Zayıf olma lüksümüz yok
2018'in neler getireceğini kestirmek için falcı, astrolog veya müneccim olmaya gerek yok. Jeo-politik ilkelerden dünyanın gidişatına bakanlar için aslında her şey o kadar da muğlak değil. Bu çerçevede ilk dikkat...
2018'in neler getireceğini kestirmek için falcı, astrolog veya müneccim olmaya gerek yok. Jeo-politik ilkelerden dünyanın gidişatına bakanlar için aslında her şey o kadar da muğlak değil.
Bu çerçevede ilk dikkat çeken unsur sistemin merkez ülkesi ABD'nin artık çıplak oluşudur.
Zira 'dünyanın jandarması' kendi iç sorunlarıyla bile başa çıkamıyor. Atlantik'in lokomotifi ABD çözüldükçe Batı'nın domine ettiği despotik istikrara dayalı evrenselleşme yerine farklı aktörler arasındaki koordinasyondan beslenen, çoğul ve daha demokratik bir küreselleşme süreci giderek güç kazanıyor.
Daha önce sık sık dile getirdiğimiz gibi Pax veya Imperium Americana ile nitelenen Atlantik dönemi kapanırken çok merkezli Trans-Pasifik ve Asya çağı başlıyor.
Türkiye'nin öncülük yaptığı İstanbul'daki Kudüs deklarasyonu ve ardından BM'de alınan Kudüs kararı, ABD tekelindeki despot küreselleşmeye bu anlamda tarihi bir darbe indirdi.
Yeni Türkiye, Atlantik'in Rusya ve Çin'e karşı geliştirdiği stratejilerin Ortadoğu, Balkanlar, Orta Asya, Kafkaslar ve Afrika'daki payandası olmak yerine artık 'küresel iç politika' diyebileceğimiz bir anlayışla ulusal, kültürel, tarihi ve sosyo-ekonomik çıkarlarını gözeten bir aktör olarak hareket ediyor/edecek.
Nitekim bin kilometre öteden gelip Türkiye'nin hinterlandında güç gösterisine kalkanlar bize her istediklerini dikte edemeyeceklerini kısa sürede gördü.
Şunu hemen belirtelim ki, ABD yönetimi Rusya ve Çin'e karşı ekonomik, siyasi ve askeri bariyerlerle örülmüş kuşatma projesinin bir benzerini de Türkiye'ye karşı devreye sokmuş durumda.

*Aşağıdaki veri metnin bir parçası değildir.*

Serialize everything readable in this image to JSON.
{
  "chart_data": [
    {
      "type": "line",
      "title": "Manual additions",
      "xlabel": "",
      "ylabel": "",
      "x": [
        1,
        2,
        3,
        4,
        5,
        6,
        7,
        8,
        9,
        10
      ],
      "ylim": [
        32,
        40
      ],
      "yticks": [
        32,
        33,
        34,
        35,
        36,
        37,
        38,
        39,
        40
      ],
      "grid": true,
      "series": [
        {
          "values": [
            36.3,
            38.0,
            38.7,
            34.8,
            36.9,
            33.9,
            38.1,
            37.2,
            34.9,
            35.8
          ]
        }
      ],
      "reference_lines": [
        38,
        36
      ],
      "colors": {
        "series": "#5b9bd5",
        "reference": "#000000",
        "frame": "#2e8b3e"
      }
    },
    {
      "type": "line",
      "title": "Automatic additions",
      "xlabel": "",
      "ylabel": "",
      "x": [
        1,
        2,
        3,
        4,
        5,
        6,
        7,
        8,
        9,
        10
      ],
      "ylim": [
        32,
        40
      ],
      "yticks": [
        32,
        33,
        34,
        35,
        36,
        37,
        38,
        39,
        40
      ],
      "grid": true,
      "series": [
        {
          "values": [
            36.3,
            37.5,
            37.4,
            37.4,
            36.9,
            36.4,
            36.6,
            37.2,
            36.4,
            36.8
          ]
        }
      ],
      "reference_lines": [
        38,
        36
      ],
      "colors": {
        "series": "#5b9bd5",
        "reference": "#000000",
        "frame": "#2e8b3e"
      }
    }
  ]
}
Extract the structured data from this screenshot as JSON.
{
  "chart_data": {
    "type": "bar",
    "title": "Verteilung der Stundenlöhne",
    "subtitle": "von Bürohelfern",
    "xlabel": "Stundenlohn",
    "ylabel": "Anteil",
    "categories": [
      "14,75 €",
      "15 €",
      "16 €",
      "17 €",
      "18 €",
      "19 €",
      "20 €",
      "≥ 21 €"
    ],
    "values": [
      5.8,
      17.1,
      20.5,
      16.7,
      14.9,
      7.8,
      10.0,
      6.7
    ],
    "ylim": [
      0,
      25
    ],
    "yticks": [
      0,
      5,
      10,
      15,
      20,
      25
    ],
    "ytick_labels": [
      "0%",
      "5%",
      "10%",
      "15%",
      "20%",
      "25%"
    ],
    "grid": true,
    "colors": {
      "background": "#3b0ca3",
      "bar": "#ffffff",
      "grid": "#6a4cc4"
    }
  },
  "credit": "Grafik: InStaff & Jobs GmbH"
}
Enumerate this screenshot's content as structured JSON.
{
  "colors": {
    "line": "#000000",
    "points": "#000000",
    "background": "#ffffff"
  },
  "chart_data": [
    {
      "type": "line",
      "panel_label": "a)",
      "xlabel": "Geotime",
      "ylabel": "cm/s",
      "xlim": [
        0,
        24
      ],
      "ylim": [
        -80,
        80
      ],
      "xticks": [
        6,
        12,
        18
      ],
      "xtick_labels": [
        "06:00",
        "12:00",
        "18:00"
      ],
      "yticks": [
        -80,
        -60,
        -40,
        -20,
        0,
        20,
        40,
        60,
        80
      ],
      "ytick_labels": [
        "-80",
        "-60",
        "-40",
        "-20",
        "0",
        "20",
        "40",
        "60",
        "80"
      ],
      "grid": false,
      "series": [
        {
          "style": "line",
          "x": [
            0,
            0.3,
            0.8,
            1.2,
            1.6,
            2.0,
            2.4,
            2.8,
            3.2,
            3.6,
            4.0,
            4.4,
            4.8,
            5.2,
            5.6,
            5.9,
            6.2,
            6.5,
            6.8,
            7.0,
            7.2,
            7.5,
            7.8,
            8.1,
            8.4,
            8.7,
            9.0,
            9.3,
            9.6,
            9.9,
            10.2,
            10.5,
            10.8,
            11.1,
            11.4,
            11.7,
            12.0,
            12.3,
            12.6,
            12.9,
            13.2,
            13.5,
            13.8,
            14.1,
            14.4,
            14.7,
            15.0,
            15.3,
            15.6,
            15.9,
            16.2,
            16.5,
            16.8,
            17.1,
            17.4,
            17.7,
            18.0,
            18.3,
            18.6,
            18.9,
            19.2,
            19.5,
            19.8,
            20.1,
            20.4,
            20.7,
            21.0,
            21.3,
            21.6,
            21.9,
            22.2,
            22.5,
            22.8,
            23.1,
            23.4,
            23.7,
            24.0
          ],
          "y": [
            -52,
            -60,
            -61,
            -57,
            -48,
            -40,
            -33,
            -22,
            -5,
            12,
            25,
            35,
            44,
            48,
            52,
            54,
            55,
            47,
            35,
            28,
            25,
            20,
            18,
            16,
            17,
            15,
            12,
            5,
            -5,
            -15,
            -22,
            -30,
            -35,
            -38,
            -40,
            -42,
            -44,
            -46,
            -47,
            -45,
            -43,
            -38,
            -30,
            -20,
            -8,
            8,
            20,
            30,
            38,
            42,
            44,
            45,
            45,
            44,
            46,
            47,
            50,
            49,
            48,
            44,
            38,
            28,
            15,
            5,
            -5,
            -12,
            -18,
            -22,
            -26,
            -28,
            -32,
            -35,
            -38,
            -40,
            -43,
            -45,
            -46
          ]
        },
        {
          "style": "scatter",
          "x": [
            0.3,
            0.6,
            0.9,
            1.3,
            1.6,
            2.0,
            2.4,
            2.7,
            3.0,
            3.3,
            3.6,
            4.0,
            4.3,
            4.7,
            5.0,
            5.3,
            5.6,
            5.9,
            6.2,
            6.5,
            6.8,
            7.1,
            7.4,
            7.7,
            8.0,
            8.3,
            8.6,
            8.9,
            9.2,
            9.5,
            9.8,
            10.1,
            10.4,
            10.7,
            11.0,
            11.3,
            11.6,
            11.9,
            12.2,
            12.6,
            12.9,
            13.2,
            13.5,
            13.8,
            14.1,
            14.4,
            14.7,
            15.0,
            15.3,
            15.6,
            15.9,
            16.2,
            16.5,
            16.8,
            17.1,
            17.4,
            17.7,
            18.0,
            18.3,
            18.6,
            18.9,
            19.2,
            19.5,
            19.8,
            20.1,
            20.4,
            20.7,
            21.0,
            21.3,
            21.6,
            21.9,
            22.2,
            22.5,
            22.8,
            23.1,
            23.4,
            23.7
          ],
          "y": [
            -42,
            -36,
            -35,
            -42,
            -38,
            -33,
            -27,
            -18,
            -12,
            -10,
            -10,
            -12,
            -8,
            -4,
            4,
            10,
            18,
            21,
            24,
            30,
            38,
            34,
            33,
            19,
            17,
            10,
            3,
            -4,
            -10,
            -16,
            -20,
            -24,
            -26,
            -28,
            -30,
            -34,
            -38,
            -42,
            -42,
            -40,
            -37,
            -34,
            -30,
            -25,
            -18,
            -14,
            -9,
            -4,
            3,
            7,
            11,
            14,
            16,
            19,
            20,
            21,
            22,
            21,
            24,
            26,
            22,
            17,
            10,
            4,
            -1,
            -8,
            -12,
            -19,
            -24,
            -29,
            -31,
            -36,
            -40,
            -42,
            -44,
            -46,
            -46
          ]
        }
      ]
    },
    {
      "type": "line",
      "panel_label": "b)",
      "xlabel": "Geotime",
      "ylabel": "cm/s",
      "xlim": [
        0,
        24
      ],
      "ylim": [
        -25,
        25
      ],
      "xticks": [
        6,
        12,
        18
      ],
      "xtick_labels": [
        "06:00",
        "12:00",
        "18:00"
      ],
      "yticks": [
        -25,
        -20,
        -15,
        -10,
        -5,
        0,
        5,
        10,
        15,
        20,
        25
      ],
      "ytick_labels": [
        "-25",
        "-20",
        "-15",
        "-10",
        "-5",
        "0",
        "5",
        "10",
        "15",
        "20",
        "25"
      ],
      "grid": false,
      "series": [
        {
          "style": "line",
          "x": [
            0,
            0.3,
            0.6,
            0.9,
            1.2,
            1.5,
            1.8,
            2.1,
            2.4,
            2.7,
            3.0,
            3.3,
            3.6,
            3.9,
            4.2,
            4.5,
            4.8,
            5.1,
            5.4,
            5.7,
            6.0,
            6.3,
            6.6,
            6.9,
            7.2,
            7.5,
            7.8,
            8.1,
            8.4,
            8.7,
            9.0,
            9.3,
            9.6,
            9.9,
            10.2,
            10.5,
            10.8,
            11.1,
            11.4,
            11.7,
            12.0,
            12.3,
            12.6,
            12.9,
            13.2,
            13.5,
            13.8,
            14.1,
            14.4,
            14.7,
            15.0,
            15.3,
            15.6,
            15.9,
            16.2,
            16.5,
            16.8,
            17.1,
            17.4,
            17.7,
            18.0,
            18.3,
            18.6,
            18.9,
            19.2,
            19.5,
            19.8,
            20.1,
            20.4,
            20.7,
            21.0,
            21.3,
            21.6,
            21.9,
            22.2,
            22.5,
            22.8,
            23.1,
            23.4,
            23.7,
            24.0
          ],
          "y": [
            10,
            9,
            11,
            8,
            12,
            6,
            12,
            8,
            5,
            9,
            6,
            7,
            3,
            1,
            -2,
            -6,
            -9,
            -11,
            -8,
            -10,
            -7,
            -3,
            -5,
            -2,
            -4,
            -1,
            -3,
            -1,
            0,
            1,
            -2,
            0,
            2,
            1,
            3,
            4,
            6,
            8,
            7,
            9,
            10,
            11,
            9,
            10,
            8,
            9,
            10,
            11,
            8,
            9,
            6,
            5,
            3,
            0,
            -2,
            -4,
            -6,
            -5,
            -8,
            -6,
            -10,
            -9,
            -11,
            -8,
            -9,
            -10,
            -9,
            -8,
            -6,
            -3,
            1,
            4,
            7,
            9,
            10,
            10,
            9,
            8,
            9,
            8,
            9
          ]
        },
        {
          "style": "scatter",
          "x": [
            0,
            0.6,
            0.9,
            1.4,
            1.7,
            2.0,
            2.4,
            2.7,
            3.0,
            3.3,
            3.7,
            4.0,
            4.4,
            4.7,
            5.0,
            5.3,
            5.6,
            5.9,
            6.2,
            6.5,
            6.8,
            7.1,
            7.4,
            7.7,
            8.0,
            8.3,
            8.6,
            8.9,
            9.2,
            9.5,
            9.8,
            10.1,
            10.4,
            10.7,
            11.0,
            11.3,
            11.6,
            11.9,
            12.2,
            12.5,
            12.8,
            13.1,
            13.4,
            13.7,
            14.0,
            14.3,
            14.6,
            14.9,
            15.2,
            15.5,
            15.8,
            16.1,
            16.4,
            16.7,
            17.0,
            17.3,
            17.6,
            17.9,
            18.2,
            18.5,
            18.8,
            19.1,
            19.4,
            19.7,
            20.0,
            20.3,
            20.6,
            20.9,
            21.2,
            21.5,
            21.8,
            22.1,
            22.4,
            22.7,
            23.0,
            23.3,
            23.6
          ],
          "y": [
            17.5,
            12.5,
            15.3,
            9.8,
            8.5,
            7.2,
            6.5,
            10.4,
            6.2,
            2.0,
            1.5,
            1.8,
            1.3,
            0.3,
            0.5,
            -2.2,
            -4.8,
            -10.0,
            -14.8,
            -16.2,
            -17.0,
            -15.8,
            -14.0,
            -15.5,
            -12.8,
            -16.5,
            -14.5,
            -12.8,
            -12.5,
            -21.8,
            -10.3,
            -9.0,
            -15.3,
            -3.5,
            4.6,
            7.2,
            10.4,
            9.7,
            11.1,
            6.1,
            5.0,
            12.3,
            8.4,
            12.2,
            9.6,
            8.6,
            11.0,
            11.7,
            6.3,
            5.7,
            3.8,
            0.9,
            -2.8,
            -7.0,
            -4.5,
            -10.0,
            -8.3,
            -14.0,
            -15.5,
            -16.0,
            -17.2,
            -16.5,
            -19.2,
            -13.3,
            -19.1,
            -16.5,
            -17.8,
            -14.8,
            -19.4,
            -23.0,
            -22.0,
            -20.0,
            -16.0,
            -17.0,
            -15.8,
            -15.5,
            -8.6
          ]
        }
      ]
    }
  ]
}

ABD'nin ülkemize yönelik izlediği son beş yıllık politikasını, Türkiye'nin tarihsel gücüne yeniden kavuşmasını engellemeye çalışan önleyici saldırılar olarak görmek mümkün.
Washington, içeride ve hinterlandında iyice sıkışmış bir Türkiye'nin kendisine ciddi bir stratejik rakip olamayacağını düşünerek hareket etti hep.
Eğer Türkiye vesayet altında tutulabilseydi o zaman 21'inci yüzyılın başat projesinde ABD'nin 'taşeronu' olarak 'hizmet'e devam edecektik.
Böylece Çin ve Rusya'nın frenlenmesi ile bölge ülkelerinin İsrail'in çıkarlarına göre dizayn edilmesinde Türkiye geçen yüzyıldaki gibi Atlantik'in yine 'truva atı' olacak ve İslam dünyasına sefer düzenleyen ABD'nin canı istediğinde gelip geçtiği 'köprü ülke' konumunu sürdürecekti.
Şu an bize diş geçirmese de genel anlamda ABD'nin Türkiye'yi teslim alma veya en azından Rusya ve Çin'le ilişkilerimizi bozma hedefinden sapmayacağını unutmamak lazım.
Şurası açık ki önümüzdeki süreçte ABD, bölgemize ve bize dair yine kötü ile çok kötü arasında bir seçim yapacak. Bu anlamda hep tetikte olmak zorundayız.
Kan kaybeden ABD yönetimi, küresel liderlik fikrinden vazgeçebilir ama bizim bu bölgede ve bu konjonktürde zayıf olma gibi bir lüksümüz hiç yok.